Family and Community Influences in Entrepreneurship

Background:

Families provide a rich context filled with numerous factors that affect the development of entrepreneurial preferences and skills, such as role models or resource access. The timing of these factors during formative years generates a hierarchy of family influences, with larger roles for influences that exploit the malleability of human capital early in life. Comparing entrepreneurial outcomes of children from the same family, the researchers find that genes have the largest explanatory power, followed by parental entrepreneurship, neighborhood effects, and parental resources; immigration status, family structure, and sibling peer effects appear much less important for entrepreneurial outcomes. This study shows that individuals' early lives are crucial for understanding the origins of entrepreneurship and that concerted investments during formative years, such as entrepreneurial training programs improving leadership skills, can aid young adults in their efforts to become successful entrepreneurs that deliver innovation, job creation, and growth.

Methodology:

Sample: Swedish administrative data
Sample Size: 696,231 individuals in 430,935 families
Analytical Approach: Sibling correlations (variance decomposition technique)

Hypothesis:

  • Family and community background explain a substantial share of variation in individuals' entrepreneurship outcomes.

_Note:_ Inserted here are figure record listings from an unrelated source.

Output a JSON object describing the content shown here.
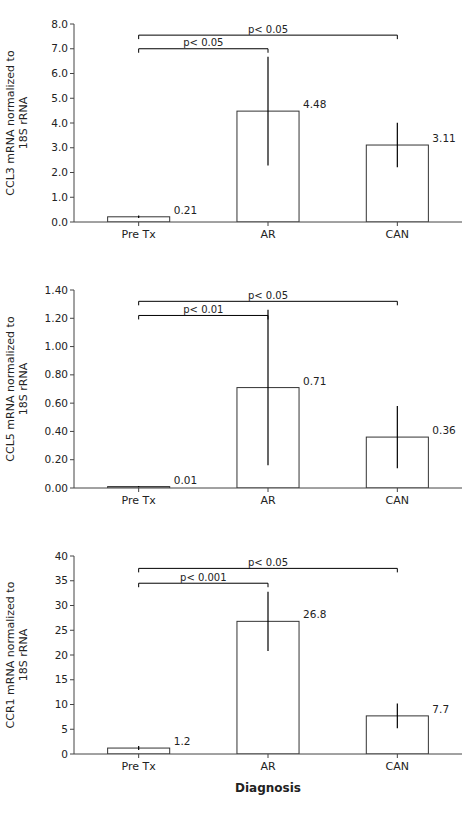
{
  "chart_data": [
    {
      "type": "bar",
      "ylabel": "CCL3 mRNA normalized to\n18S rRNA",
      "categories": [
        "Pre Tx",
        "AR",
        "CAN"
      ],
      "values": [
        0.21,
        4.48,
        3.11
      ],
      "errors": [
        0.05,
        2.2,
        0.9
      ],
      "color": "#ffffff",
      "ylim": [
        0,
        8.0
      ],
      "yticks": [
        {
          "value": 0.0,
          "label": "0.0"
        },
        {
          "value": 1.0,
          "label": "1.0"
        },
        {
          "value": 2.0,
          "label": "2.0"
        },
        {
          "value": 3.0,
          "label": "3.0"
        },
        {
          "value": 4.0,
          "label": "4.0"
        },
        {
          "value": 5.0,
          "label": "5.0"
        },
        {
          "value": 6.0,
          "label": "6.0"
        },
        {
          "value": 7.0,
          "label": "7.0"
        },
        {
          "value": 8.0,
          "label": "8.0"
        }
      ],
      "data_labels": true,
      "grid": false,
      "annotations": [
        {
          "text": "p< 0.05",
          "x": [
            "Pre Tx",
            "AR"
          ],
          "y": 7.0
        },
        {
          "text": "p< 0.05",
          "x": [
            "Pre Tx",
            "CAN"
          ],
          "y": 7.55
        }
      ]
    },
    {
      "type": "bar",
      "ylabel": "CCL5 mRNA normalized to\n18S rRNA",
      "categories": [
        "Pre Tx",
        "AR",
        "CAN"
      ],
      "values": [
        0.01,
        0.71,
        0.36
      ],
      "errors": [
        0.005,
        0.55,
        0.22
      ],
      "color": "#ffffff",
      "ylim": [
        0,
        1.4
      ],
      "yticks": [
        {
          "value": 0.0,
          "label": "0.00"
        },
        {
          "value": 0.2,
          "label": "0.20"
        },
        {
          "value": 0.4,
          "label": "0.40"
        },
        {
          "value": 0.6,
          "label": "0.60"
        },
        {
          "value": 0.8,
          "label": "0.80"
        },
        {
          "value": 1.0,
          "label": "1.00"
        },
        {
          "value": 1.2,
          "label": "1.20"
        },
        {
          "value": 1.4,
          "label": "1.40"
        }
      ],
      "data_labels": true,
      "grid": false,
      "annotations": [
        {
          "text": "p< 0.01",
          "x": [
            "Pre Tx",
            "AR"
          ],
          "y": 1.22
        },
        {
          "text": "p< 0.05",
          "x": [
            "Pre Tx",
            "CAN"
          ],
          "y": 1.32
        }
      ]
    },
    {
      "type": "bar",
      "ylabel": "CCR1 mRNA normalized to\n18S rRNA",
      "xlabel": "Diagnosis",
      "categories": [
        "Pre Tx",
        "AR",
        "CAN"
      ],
      "values": [
        1.2,
        26.8,
        7.7
      ],
      "errors": [
        0.4,
        6.0,
        2.5
      ],
      "color": "#ffffff",
      "ylim": [
        0,
        40
      ],
      "yticks": [
        0,
        5,
        10,
        15,
        20,
        25,
        30,
        35,
        40
      ],
      "data_labels": true,
      "grid": false,
      "annotations": [
        {
          "text": "p< 0.001",
          "x": [
            "Pre Tx",
            "AR"
          ],
          "y": 34.5
        },
        {
          "text": "p< 0.05",
          "x": [
            "Pre Tx",
            "CAN"
          ],
          "y": 37.5
        }
      ]
    }
  ]
}
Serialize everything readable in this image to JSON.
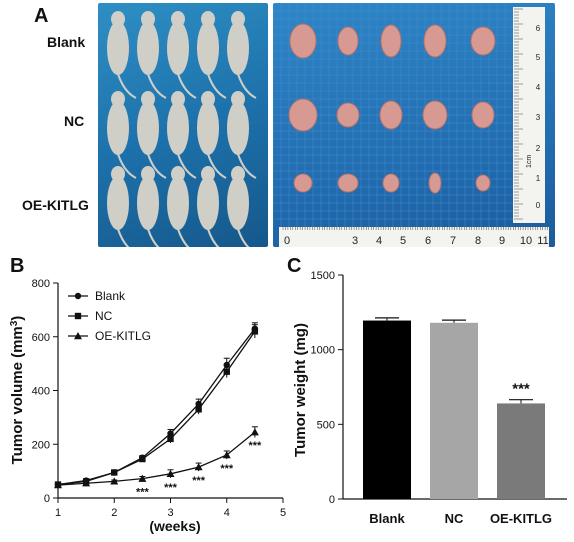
{
  "panels": {
    "a": {
      "letter": "A",
      "groups": [
        "Blank",
        "NC",
        "OE-KITLG"
      ],
      "ruler_numbers_horizontal": [
        "0",
        "3",
        "4",
        "5",
        "6",
        "7",
        "8",
        "9",
        "10",
        "11"
      ],
      "ruler_numbers_vertical": [
        "6",
        "5",
        "4",
        "3",
        "2",
        "1",
        "0"
      ],
      "ruler_unit": "1cm",
      "colors": {
        "background": "#1f6fae",
        "tumor": "#d79a92",
        "mouse": "#cfcfc8"
      }
    },
    "b": {
      "letter": "B"
    },
    "c": {
      "letter": "C"
    }
  },
  "chart_data": [
    {
      "type": "line",
      "xlabel": "(weeks)",
      "ylabel": "Tumor volume (mm3)",
      "xlim": [
        1,
        5
      ],
      "ylim": [
        0,
        800
      ],
      "xticks": [
        1,
        2,
        3,
        4,
        5
      ],
      "yticks": [
        0,
        200,
        400,
        600,
        800
      ],
      "legend_position": "top-left",
      "series": [
        {
          "name": "Blank",
          "marker": "circle",
          "x": [
            1,
            1.5,
            2,
            2.5,
            3,
            3.5,
            4,
            4.5
          ],
          "y": [
            50,
            65,
            95,
            150,
            240,
            350,
            495,
            630
          ],
          "err": [
            5,
            5,
            6,
            8,
            15,
            18,
            25,
            22
          ]
        },
        {
          "name": "NC",
          "marker": "square",
          "x": [
            1,
            1.5,
            2,
            2.5,
            3,
            3.5,
            4,
            4.5
          ],
          "y": [
            50,
            62,
            95,
            145,
            220,
            330,
            470,
            620
          ],
          "err": [
            5,
            5,
            6,
            8,
            15,
            18,
            22,
            25
          ]
        },
        {
          "name": "OE-KITLG",
          "marker": "triangle",
          "x": [
            1,
            1.5,
            2,
            2.5,
            3,
            3.5,
            4,
            4.5
          ],
          "y": [
            48,
            55,
            62,
            72,
            90,
            115,
            160,
            245
          ],
          "err": [
            4,
            4,
            5,
            8,
            15,
            15,
            15,
            20
          ]
        }
      ],
      "annotations": [
        {
          "x": 2.5,
          "y": 72,
          "text": "***"
        },
        {
          "x": 3,
          "y": 90,
          "text": "***"
        },
        {
          "x": 3.5,
          "y": 115,
          "text": "***"
        },
        {
          "x": 4,
          "y": 160,
          "text": "***"
        },
        {
          "x": 4.5,
          "y": 245,
          "text": "***"
        }
      ]
    },
    {
      "type": "bar",
      "ylabel": "Tumor weight (mg)",
      "ylim": [
        0,
        1500
      ],
      "yticks": [
        0,
        500,
        1000,
        1500
      ],
      "categories": [
        "Blank",
        "NC",
        "OE-KITLG"
      ],
      "values": [
        1195,
        1180,
        640
      ],
      "errors": [
        18,
        18,
        25
      ],
      "colors": [
        "#000000",
        "#a6a6a6",
        "#7a7a7a"
      ],
      "annotations": [
        {
          "category": "OE-KITLG",
          "text": "***"
        }
      ]
    }
  ]
}
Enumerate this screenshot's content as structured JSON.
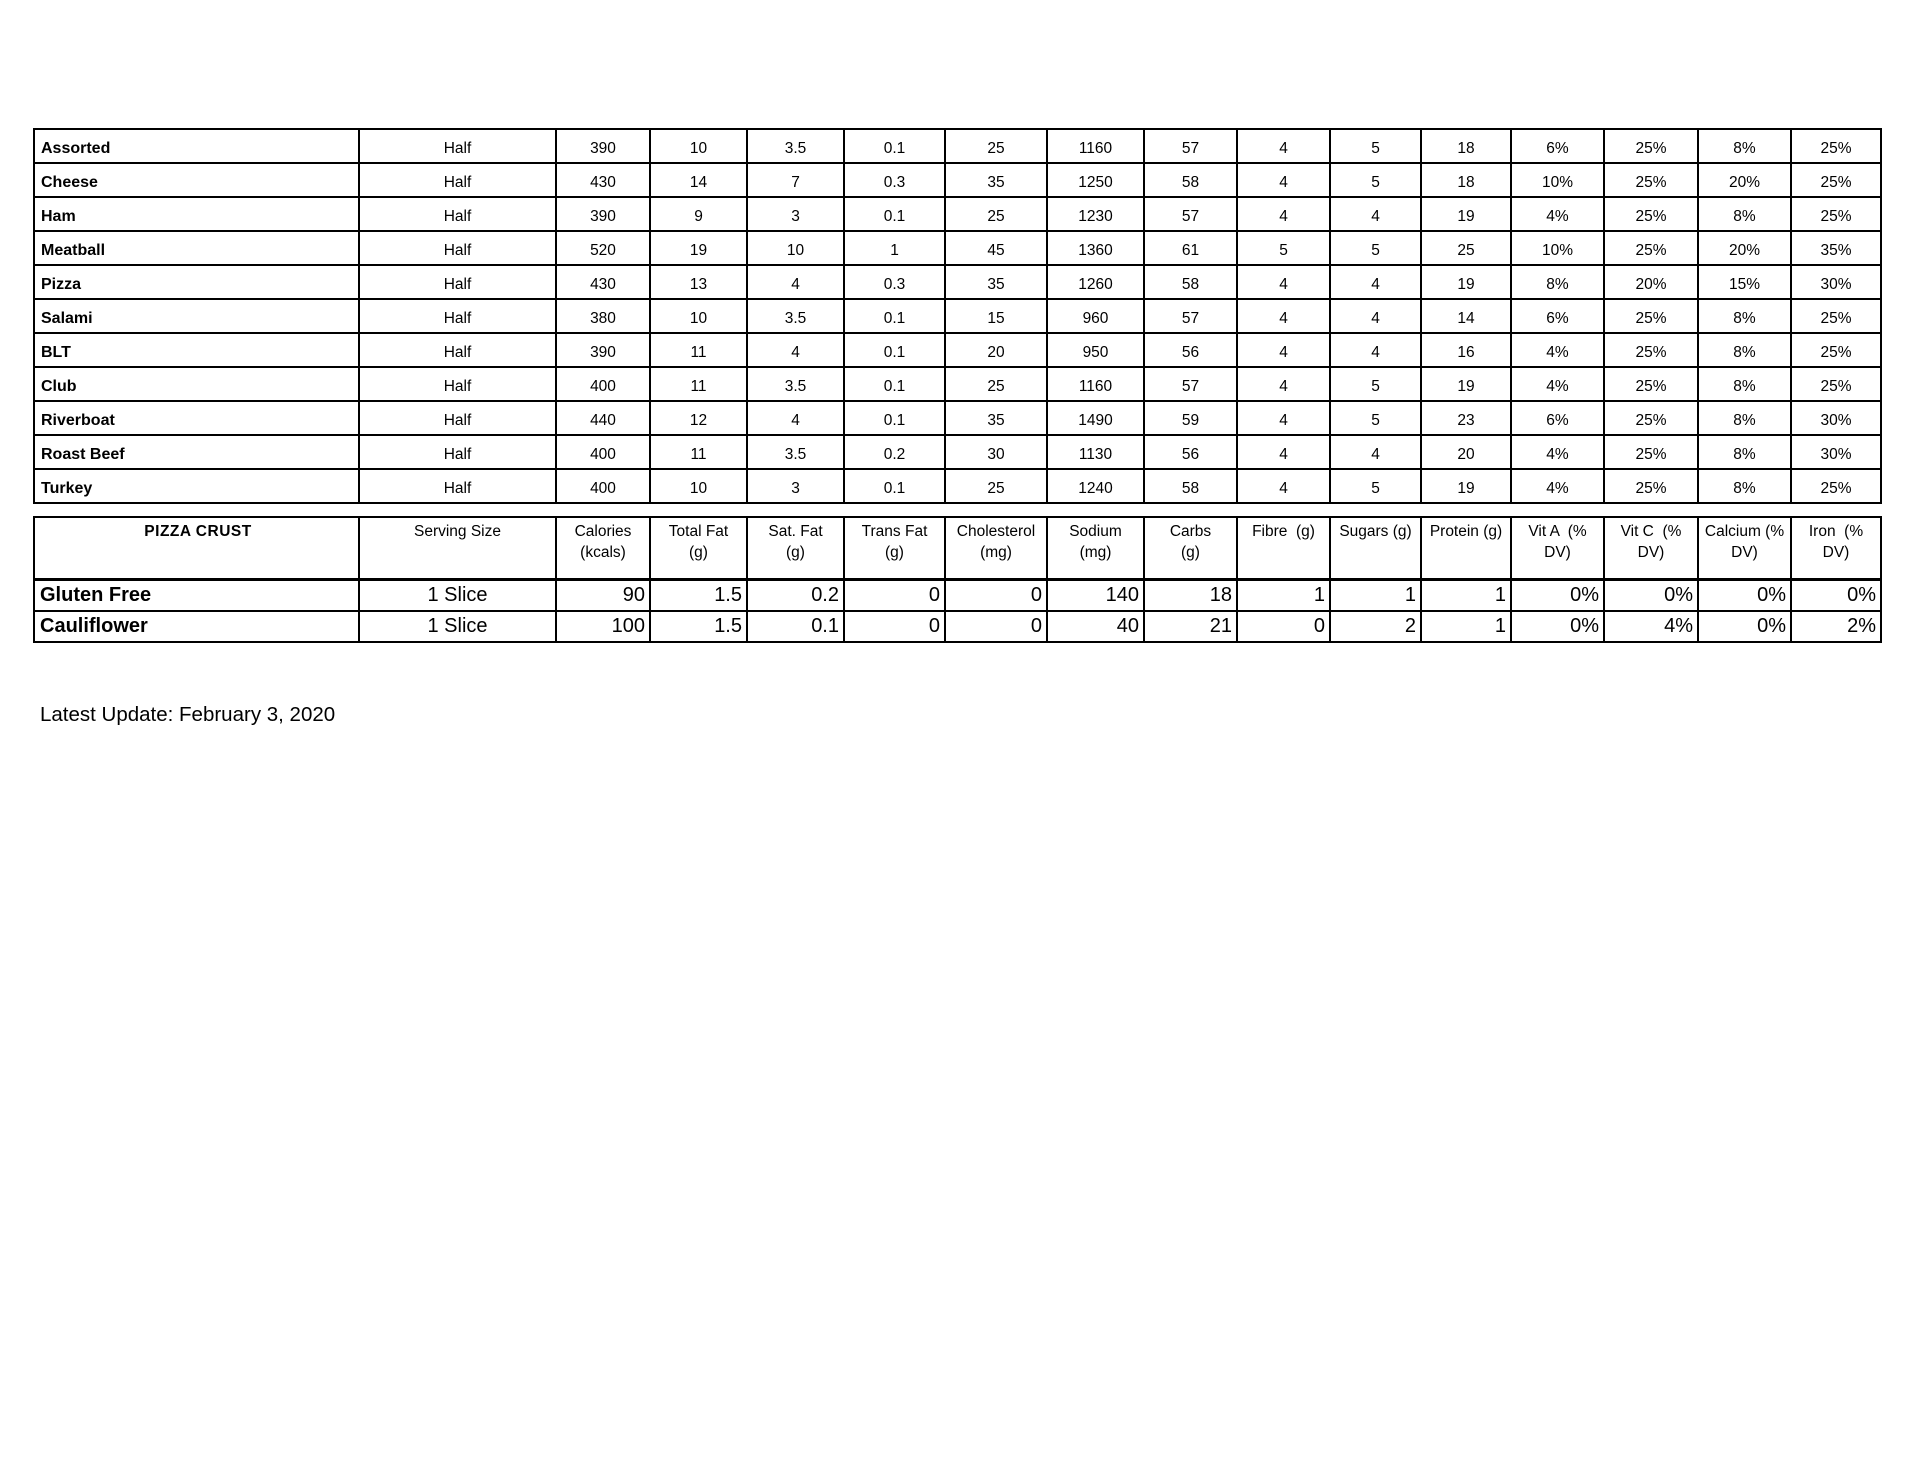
{
  "sandwich_table": {
    "columns": [
      "item",
      "serving_size",
      "calories_kcals",
      "total_fat_g",
      "sat_fat_g",
      "trans_fat_g",
      "cholesterol_mg",
      "sodium_mg",
      "carbs_g",
      "fibre_g",
      "sugars_g",
      "protein_g",
      "vit_a_pct_dv",
      "vit_c_pct_dv",
      "calcium_pct_dv",
      "iron_pct_dv"
    ],
    "rows": [
      [
        "Assorted",
        "Half",
        "390",
        "10",
        "3.5",
        "0.1",
        "25",
        "1160",
        "57",
        "4",
        "5",
        "18",
        "6%",
        "25%",
        "8%",
        "25%"
      ],
      [
        "Cheese",
        "Half",
        "430",
        "14",
        "7",
        "0.3",
        "35",
        "1250",
        "58",
        "4",
        "5",
        "18",
        "10%",
        "25%",
        "20%",
        "25%"
      ],
      [
        "Ham",
        "Half",
        "390",
        "9",
        "3",
        "0.1",
        "25",
        "1230",
        "57",
        "4",
        "4",
        "19",
        "4%",
        "25%",
        "8%",
        "25%"
      ],
      [
        "Meatball",
        "Half",
        "520",
        "19",
        "10",
        "1",
        "45",
        "1360",
        "61",
        "5",
        "5",
        "25",
        "10%",
        "25%",
        "20%",
        "35%"
      ],
      [
        "Pizza",
        "Half",
        "430",
        "13",
        "4",
        "0.3",
        "35",
        "1260",
        "58",
        "4",
        "4",
        "19",
        "8%",
        "20%",
        "15%",
        "30%"
      ],
      [
        "Salami",
        "Half",
        "380",
        "10",
        "3.5",
        "0.1",
        "15",
        "960",
        "57",
        "4",
        "4",
        "14",
        "6%",
        "25%",
        "8%",
        "25%"
      ],
      [
        "BLT",
        "Half",
        "390",
        "11",
        "4",
        "0.1",
        "20",
        "950",
        "56",
        "4",
        "4",
        "16",
        "4%",
        "25%",
        "8%",
        "25%"
      ],
      [
        "Club",
        "Half",
        "400",
        "11",
        "3.5",
        "0.1",
        "25",
        "1160",
        "57",
        "4",
        "5",
        "19",
        "4%",
        "25%",
        "8%",
        "25%"
      ],
      [
        "Riverboat",
        "Half",
        "440",
        "12",
        "4",
        "0.1",
        "35",
        "1490",
        "59",
        "4",
        "5",
        "23",
        "6%",
        "25%",
        "8%",
        "30%"
      ],
      [
        "Roast Beef",
        "Half",
        "400",
        "11",
        "3.5",
        "0.2",
        "30",
        "1130",
        "56",
        "4",
        "4",
        "20",
        "4%",
        "25%",
        "8%",
        "30%"
      ],
      [
        "Turkey",
        "Half",
        "400",
        "10",
        "3",
        "0.1",
        "25",
        "1240",
        "58",
        "4",
        "5",
        "19",
        "4%",
        "25%",
        "8%",
        "25%"
      ]
    ]
  },
  "pizza_crust_table": {
    "title": "PIZZA CRUST",
    "headers": [
      {
        "line1": "Serving Size",
        "line2": ""
      },
      {
        "line1": "Calories",
        "line2": "(kcals)"
      },
      {
        "line1": "Total Fat",
        "line2": "(g)"
      },
      {
        "line1": "Sat. Fat",
        "line2": "(g)"
      },
      {
        "line1": "Trans Fat",
        "line2": "(g)"
      },
      {
        "line1": "Cholesterol",
        "line2": "(mg)"
      },
      {
        "line1": "Sodium",
        "line2": "(mg)"
      },
      {
        "line1": "Carbs",
        "line2": "(g)"
      },
      {
        "line1": "Fibre  (g)",
        "line2": ""
      },
      {
        "line1": "Sugars (g)",
        "line2": ""
      },
      {
        "line1": "Protein (g)",
        "line2": ""
      },
      {
        "line1": "Vit A  (%",
        "line2": "DV)"
      },
      {
        "line1": "Vit C  (%",
        "line2": "DV)"
      },
      {
        "line1": "Calcium (%",
        "line2": "DV)"
      },
      {
        "line1": "Iron  (%",
        "line2": "DV)"
      }
    ],
    "rows": [
      [
        "Gluten Free",
        "1 Slice",
        "90",
        "1.5",
        "0.2",
        "0",
        "0",
        "140",
        "18",
        "1",
        "1",
        "1",
        "0%",
        "0%",
        "0%",
        "0%"
      ],
      [
        "Cauliflower",
        "1 Slice",
        "100",
        "1.5",
        "0.1",
        "0",
        "0",
        "40",
        "21",
        "0",
        "2",
        "1",
        "0%",
        "4%",
        "0%",
        "2%"
      ]
    ]
  },
  "footer": {
    "latest_update": "Latest Update: February 3, 2020"
  }
}
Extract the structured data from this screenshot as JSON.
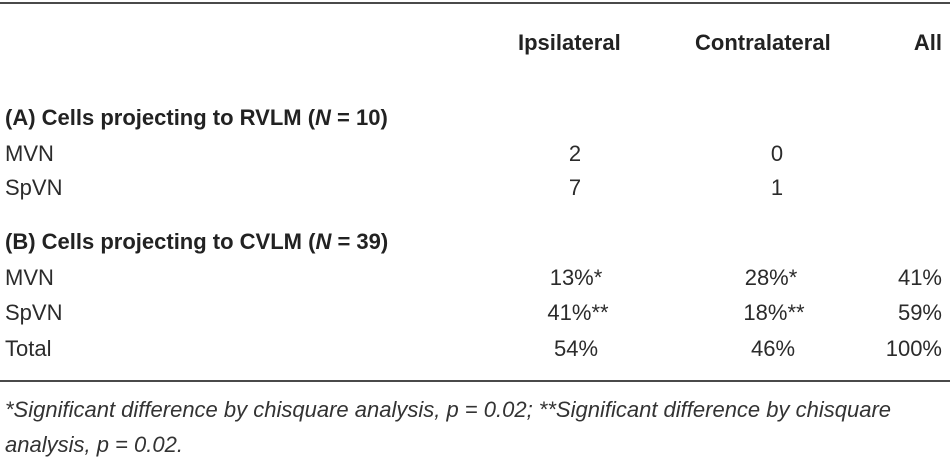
{
  "header": {
    "ipsilateral": "Ipsilateral",
    "contralateral": "Contralateral",
    "all": "All"
  },
  "section_a": {
    "title_pre": "(A) Cells projecting to RVLM (",
    "n_symbol": "N",
    "title_post": " = 10)",
    "rows": [
      {
        "label": "MVN",
        "ipsi": "2",
        "contra": "0",
        "all": ""
      },
      {
        "label": "SpVN",
        "ipsi": "7",
        "contra": "1",
        "all": ""
      }
    ]
  },
  "section_b": {
    "title_pre": "(B) Cells projecting to CVLM (",
    "n_symbol": "N",
    "title_post": " = 39)",
    "rows": [
      {
        "label": "MVN",
        "ipsi": "13%*",
        "contra": "28%*",
        "all": "41%"
      },
      {
        "label": "SpVN",
        "ipsi": "41%**",
        "contra": "18%**",
        "all": "59%"
      },
      {
        "label": "Total",
        "ipsi": "54%",
        "contra": "46%",
        "all": "100%"
      }
    ]
  },
  "footnote": "*Significant difference by chisquare analysis, p = 0.02; **Significant difference by chisquare analysis, p = 0.02."
}
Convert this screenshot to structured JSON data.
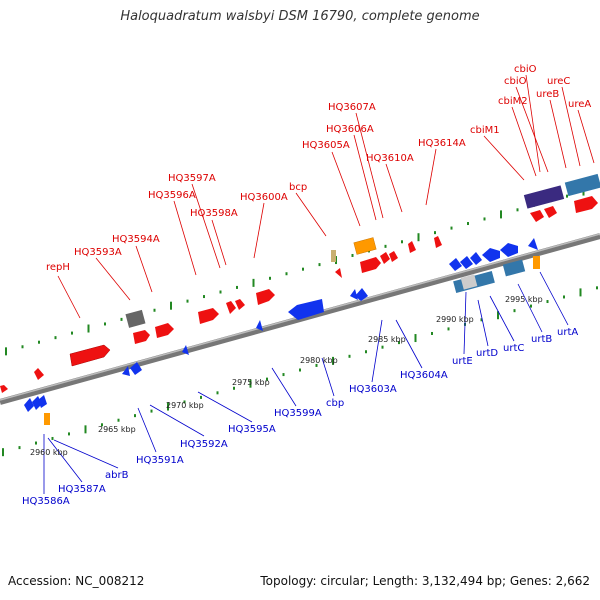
{
  "title": "Haloquadratum walsbyi DSM 16790, complete genome",
  "footer": {
    "accession": "Accession: NC_008212",
    "summary": "Topology: circular; Length: 3,132,494 bp; Genes: 2,662"
  },
  "colors": {
    "forward_label": "#dd0000",
    "reverse_label": "#0000cc",
    "forward_gene": "#ee1111",
    "reverse_gene": "#1133ee",
    "backbone": "#888888",
    "tick": "#228822"
  },
  "scale_labels": [
    "2960 kbp",
    "2965 kbp",
    "2970 kbp",
    "2975 kbp",
    "2980 kbp",
    "2985 kbp",
    "2990 kbp",
    "2995 kbp"
  ],
  "forward_labels": [
    "repH",
    "HQ3593A",
    "HQ3594A",
    "HQ3596A",
    "HQ3597A",
    "HQ3598A",
    "HQ3600A",
    "bcp",
    "HQ3605A",
    "HQ3606A",
    "HQ3607A",
    "HQ3610A",
    "HQ3614A",
    "cbiM1",
    "cbiM2",
    "cbiO",
    "cbiO",
    "ureB",
    "ureC",
    "ureA"
  ],
  "reverse_labels": [
    "HQ3586A",
    "HQ3587A",
    "abrB",
    "HQ3591A",
    "HQ3592A",
    "HQ3595A",
    "HQ3599A",
    "cbp",
    "HQ3603A",
    "HQ3604A",
    "urtE",
    "urtD",
    "urtC",
    "urtB",
    "urtA"
  ]
}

  • Shared genes contribute the most to sibling correlations, followed by parental entrepreneurship, neighborhood effects and parental resources, and finally by parental immigration status, family structure, and sibling peers.

  • Sibling correlations in incorporated entrepreneurship are larger than sibling correlations in unincorporated entrepreneurship.

  • Neighborhood effects contribute more to sibling correlations in unincorporated entrepreneurship than to sibling correlations in incorporated entrepreneurship.

  • Parental resources contribute more to sibling correlations in incorporated entrepreneurship than to sibling correlations in unincorporated entrepreneurship.

  • Non-cognitive ability contributes more to sibling correlations in incorporated entrepreneurship than to sibling correlations in unincorporated entrepreneurship.

  • Brother correlations are larger than sister correlations in unincorporated and incorporated entrepreneurship.

  • Neighborhood effects contribute more to brother correlations than to sister correlations in unincorporated entrepreneurship.

  • Parental resources contribute more to sister correlations than to brother correlations in incorporated entrepreneurship.

  • Sibling peer effects contribute more to brother correlations than to sister correlations in entrepreneurship.

Results:

1. Family and community background explains up to 45% of variation in entrepreneurship, with larger correlations for men.

2. Shared genes matter most, then parental entrepreneurship, resources, and neighborhoods; parental immigration, family structure, and sibling peers have smaller influences.

3. Incorporation draws more strongly on parental resources and type-specific role models.

4. Early influences matter more than later influences for human capital formation, in line with a hierarchy of family and community influences in entrepreneurship.

Conclusion:

Family and community background provide a salient context for the formation of individual entrepreneurial skills and preferences, extending far beyond a narrow focus on parental entrepreneurship. While the researchers view their results optimistically - as providing significant scope for individuals to learn how to become entrepreneurs - one should not ignore the large role of families in determining entrepreneurial outcomes. It is not clear that all young people with similar entrepreneurial skills have the same chances and opportunities to actually develop into entrepreneurs. As such, there may be a pool of entrepreneurial talent that society could dip into and develop; and in doing so increase both equality of opportunity and economic efficiency.